You had to find out what the other experiences were so they could fade. What made it easier?

Man: Sensory things: feeling the guitar, feeling my fingers moving, looking at the music.

Woman: The omission of something very obvious made it more difficult for me. I was painting a picture and my partners never talked about the feel of the brush in my hand,

How did that make it more difficult for you? How did it cross your mind that they weren't talking about it?

Woman: I kept feeling that there's an incompleteness here; I've got to fill it in. They were talking about mixing paint and looking at the view and how beautifully the picture was progressing.

And that's not what you were doing?

Well, I had to get from mixing the paint to having a brush in my hand and painting before I could stand back and look at the picture. OK. So it wasn't a natural transition for you. It was kind of like "You're standing on the beach, and you feel the warmth of the sun on your body, and you look back at the beach and notice how far you've swum."

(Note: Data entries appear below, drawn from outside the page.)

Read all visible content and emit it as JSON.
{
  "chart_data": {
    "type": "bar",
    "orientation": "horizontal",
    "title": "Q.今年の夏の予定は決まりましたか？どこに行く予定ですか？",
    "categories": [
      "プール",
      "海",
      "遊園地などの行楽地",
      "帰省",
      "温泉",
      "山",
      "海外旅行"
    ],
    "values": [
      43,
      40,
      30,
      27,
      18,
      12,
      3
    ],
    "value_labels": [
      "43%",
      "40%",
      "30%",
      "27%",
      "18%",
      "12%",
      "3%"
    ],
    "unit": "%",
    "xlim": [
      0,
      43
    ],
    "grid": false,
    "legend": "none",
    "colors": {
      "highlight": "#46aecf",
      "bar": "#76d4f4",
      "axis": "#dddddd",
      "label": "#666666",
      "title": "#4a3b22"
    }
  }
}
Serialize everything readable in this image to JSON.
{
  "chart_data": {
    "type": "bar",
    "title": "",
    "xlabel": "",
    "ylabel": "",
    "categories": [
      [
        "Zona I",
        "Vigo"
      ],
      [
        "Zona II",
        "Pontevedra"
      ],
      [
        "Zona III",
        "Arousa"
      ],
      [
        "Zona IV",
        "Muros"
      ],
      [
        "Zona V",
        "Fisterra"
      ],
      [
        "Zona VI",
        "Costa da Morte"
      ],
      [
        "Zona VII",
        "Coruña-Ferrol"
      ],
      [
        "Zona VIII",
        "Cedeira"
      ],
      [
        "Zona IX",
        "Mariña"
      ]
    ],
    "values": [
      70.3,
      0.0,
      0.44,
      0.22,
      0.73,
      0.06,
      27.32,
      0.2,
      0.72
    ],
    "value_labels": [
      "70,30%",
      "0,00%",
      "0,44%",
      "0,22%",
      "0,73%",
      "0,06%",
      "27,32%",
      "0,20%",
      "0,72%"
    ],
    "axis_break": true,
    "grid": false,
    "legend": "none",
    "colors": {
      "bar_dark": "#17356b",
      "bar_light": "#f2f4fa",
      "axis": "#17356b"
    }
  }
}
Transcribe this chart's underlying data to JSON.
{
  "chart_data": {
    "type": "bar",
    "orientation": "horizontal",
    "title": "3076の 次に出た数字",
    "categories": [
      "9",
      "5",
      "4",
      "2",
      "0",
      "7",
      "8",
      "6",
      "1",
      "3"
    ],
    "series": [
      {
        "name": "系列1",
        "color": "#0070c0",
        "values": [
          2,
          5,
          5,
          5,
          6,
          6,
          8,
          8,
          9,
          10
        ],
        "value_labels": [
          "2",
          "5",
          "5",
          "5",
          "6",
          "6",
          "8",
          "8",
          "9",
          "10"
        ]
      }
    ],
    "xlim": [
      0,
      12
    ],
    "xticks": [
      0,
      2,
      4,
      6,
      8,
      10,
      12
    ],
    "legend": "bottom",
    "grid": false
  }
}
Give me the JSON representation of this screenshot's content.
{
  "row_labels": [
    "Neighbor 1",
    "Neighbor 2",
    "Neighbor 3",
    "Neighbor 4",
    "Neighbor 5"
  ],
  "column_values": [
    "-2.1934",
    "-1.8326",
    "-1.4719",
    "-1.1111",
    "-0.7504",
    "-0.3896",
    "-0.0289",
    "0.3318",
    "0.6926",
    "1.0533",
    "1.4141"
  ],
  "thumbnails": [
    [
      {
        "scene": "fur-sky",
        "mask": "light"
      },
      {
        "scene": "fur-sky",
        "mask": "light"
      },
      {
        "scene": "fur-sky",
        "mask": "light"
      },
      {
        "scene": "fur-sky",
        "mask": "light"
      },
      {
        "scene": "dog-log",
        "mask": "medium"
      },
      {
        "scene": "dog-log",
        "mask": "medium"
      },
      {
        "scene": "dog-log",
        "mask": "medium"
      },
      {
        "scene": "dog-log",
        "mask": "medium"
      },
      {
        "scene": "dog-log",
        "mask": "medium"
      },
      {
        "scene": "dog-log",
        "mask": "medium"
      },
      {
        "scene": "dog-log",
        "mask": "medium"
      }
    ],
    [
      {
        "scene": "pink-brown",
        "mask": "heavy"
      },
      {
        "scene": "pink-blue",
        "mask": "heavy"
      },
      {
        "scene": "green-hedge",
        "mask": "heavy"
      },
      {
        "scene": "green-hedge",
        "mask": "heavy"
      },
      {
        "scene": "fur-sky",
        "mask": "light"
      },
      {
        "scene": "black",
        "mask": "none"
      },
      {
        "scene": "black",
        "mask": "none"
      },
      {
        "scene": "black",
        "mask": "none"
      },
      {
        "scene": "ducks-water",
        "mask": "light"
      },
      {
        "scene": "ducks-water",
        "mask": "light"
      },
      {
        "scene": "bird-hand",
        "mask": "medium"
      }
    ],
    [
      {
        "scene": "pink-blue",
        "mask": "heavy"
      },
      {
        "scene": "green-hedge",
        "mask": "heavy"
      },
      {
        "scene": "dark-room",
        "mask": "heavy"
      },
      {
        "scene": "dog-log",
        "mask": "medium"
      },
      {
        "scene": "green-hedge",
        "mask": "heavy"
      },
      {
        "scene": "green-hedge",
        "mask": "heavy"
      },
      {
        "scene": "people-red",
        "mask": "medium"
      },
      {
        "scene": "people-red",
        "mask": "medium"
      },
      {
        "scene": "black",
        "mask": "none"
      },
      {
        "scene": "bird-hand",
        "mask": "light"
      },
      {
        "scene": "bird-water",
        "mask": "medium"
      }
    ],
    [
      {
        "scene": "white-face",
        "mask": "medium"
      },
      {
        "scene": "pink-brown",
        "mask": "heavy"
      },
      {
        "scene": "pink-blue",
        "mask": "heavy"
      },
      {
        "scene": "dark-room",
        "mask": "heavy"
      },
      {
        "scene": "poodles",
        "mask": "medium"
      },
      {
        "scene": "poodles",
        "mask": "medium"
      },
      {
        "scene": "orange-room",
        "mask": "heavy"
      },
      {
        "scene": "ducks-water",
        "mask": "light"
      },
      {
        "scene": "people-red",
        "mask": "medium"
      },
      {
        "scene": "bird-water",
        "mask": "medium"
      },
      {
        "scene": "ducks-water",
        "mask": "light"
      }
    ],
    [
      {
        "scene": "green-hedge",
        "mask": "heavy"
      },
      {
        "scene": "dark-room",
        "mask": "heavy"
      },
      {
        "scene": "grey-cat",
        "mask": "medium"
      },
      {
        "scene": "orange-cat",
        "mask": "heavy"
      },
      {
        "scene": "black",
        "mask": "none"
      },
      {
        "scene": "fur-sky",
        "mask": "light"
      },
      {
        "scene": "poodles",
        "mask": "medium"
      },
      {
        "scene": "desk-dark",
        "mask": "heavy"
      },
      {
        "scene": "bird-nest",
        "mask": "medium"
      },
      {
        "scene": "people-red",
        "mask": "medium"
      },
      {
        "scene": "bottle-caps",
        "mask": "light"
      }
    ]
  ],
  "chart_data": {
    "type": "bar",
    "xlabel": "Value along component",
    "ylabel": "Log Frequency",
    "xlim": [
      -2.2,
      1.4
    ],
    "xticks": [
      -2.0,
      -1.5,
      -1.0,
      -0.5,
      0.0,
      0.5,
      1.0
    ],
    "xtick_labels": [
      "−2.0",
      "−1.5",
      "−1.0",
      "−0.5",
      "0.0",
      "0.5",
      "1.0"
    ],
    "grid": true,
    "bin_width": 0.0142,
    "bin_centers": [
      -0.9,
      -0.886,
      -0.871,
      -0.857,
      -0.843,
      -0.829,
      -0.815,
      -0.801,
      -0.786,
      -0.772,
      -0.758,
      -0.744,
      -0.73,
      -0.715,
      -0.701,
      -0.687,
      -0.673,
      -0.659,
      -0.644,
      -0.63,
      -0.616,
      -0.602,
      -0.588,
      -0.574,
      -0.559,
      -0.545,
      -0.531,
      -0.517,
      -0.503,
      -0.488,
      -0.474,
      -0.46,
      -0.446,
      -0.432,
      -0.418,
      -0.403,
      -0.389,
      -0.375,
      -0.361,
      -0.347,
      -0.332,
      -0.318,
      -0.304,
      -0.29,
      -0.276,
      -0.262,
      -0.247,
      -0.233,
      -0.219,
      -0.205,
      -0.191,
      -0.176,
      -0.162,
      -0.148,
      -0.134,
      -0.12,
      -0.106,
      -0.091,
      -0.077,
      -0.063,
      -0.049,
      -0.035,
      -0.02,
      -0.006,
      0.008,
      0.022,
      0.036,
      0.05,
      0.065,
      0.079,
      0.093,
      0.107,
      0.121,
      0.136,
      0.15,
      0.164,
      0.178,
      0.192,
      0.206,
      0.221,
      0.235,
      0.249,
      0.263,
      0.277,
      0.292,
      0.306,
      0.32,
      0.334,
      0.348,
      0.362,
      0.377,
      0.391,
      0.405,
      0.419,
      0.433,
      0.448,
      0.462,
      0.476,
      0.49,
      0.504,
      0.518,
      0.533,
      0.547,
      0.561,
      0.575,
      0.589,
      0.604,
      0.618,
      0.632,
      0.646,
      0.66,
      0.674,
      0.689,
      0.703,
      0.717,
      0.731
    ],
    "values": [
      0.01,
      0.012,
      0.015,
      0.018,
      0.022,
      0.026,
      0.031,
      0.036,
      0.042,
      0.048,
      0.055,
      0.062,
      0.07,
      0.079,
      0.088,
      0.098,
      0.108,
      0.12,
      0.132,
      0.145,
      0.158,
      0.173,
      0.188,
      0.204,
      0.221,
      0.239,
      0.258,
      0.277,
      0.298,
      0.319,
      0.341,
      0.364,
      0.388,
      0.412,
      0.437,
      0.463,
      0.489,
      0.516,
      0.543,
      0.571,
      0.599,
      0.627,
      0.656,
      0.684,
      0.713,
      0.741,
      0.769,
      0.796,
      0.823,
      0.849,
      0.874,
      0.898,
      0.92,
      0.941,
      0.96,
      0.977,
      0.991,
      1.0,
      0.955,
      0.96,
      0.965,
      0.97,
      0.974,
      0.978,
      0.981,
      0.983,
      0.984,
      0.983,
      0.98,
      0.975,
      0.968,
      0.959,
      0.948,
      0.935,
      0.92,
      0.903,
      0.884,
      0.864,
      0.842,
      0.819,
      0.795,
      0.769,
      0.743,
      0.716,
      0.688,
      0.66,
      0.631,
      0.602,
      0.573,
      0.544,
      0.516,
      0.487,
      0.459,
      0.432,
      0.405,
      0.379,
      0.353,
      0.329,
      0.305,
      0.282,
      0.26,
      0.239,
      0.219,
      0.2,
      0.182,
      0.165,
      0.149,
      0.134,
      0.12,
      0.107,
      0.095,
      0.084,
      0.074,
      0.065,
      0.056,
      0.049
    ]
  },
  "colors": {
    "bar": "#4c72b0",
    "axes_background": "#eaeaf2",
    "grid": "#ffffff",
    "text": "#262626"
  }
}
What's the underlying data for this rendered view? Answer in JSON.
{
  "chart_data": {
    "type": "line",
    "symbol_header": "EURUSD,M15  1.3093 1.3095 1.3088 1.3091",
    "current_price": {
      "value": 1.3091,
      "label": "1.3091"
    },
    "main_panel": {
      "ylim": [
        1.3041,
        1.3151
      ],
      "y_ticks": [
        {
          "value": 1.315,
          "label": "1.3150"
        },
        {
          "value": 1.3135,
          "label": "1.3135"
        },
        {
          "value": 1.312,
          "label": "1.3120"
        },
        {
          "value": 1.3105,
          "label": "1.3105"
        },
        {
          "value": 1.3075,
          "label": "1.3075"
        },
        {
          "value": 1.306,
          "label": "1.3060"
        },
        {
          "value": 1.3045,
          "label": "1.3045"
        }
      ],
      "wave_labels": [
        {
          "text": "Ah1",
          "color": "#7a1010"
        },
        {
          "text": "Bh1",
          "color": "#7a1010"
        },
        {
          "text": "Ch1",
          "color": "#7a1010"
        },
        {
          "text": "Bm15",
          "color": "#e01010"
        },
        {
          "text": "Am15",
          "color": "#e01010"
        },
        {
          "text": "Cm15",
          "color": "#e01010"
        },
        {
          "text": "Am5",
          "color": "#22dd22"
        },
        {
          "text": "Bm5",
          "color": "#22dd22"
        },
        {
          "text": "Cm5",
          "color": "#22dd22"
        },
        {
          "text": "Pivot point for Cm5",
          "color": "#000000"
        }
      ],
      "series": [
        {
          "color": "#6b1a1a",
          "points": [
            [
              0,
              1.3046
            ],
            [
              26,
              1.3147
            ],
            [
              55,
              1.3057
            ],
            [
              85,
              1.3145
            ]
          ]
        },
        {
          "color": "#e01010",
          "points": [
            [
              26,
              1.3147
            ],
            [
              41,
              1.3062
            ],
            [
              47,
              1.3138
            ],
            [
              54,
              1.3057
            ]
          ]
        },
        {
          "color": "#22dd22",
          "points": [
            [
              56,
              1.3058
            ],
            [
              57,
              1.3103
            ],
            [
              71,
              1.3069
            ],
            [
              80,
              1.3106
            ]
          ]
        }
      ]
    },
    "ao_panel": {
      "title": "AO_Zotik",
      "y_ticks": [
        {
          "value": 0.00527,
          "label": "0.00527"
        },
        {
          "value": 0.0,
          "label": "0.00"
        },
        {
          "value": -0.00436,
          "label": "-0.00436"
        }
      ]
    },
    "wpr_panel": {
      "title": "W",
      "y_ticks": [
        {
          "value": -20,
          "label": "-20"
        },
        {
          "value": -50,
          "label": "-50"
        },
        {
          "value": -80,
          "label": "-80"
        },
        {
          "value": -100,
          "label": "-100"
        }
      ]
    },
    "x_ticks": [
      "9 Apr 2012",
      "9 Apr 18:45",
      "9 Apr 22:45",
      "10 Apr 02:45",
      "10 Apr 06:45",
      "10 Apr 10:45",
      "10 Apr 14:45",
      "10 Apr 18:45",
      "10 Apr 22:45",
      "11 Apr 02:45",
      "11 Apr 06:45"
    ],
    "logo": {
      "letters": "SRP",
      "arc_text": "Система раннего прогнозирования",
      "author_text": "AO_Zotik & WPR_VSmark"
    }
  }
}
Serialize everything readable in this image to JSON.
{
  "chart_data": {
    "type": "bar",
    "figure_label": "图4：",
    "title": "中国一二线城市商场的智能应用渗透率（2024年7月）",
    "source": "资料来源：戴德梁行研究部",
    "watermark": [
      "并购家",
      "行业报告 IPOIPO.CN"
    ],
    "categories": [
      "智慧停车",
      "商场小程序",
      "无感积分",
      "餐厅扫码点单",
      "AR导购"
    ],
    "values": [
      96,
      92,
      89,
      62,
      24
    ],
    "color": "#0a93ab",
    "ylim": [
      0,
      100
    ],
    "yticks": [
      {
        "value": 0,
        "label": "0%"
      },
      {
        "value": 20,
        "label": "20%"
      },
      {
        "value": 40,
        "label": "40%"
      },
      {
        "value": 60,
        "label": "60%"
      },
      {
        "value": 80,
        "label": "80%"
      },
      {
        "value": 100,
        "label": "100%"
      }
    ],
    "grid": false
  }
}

'Now what I hope you come to understand in the next three days is that many of the answers to questions about what leads somebody into an altered state have just been described. The difficulty that people have going into hypnosis is not a genetic one. It's not that some people just can't. In fact, everyone does it all the time. The difficulty is that no one really notices. Hypnosis is a very natural process, and hypnosis is only a word that describes the tools that you use to systematically take someone into an altered state of consciousness. People go into altered states all the time. Perhaps at lunch you can get in an elevator and ride up to the top of this hotel with some people whom you don't know, and watch what happens to them. People don't get into an elevator and act the way they do normally. They kind of go "on hold" and watch the floors go by. In fact, if the door opens before they're ready to get out, very often they'll wake up and start out. How many of you have walked out of an elevator on the wrong floor? There's a universality to that experience. Finding things that are universal in people's experience is the key to both inducing hypnosis and using it for whatever you want to accomplish.

Another important thing is making a natural sequence. If somebody says to you "Well, 1 was driving down the road, and I was on my way to Texas, and I was looking out the window and seeing the other cars go by, and it was a beautiful sunny day, and I said to myself 'It's raining so hard!'" that last phrase will jar you out of listening. Usually that's the point at which somebody will ask a question or begin to argue or disagree. Natural transitions lead people into an altered state without jarring them.

There are ways to induce an altered state by jarring someone as well. Both ways of using communication can induce altered states. People often use what is called the confusion technique as an induction procedure. When you use the confusion technique, you do not build in meaningful transitions. You induce a state of mild confusion in people, and then you begin to build natural transitions from that point. We'll get to that later.

If you listen to the kinds of things that jarred people, usually they were things that weren't sensory–based, or things that weren't universal to the experience. If you're playing the piano, you are going to have contact between the keys and your fingers, but you are not necessarily going to feel that "the music is you." For example, if you were playing "Chopsticks" would you feel like a chopstick? It wouldn't necessarily work that way.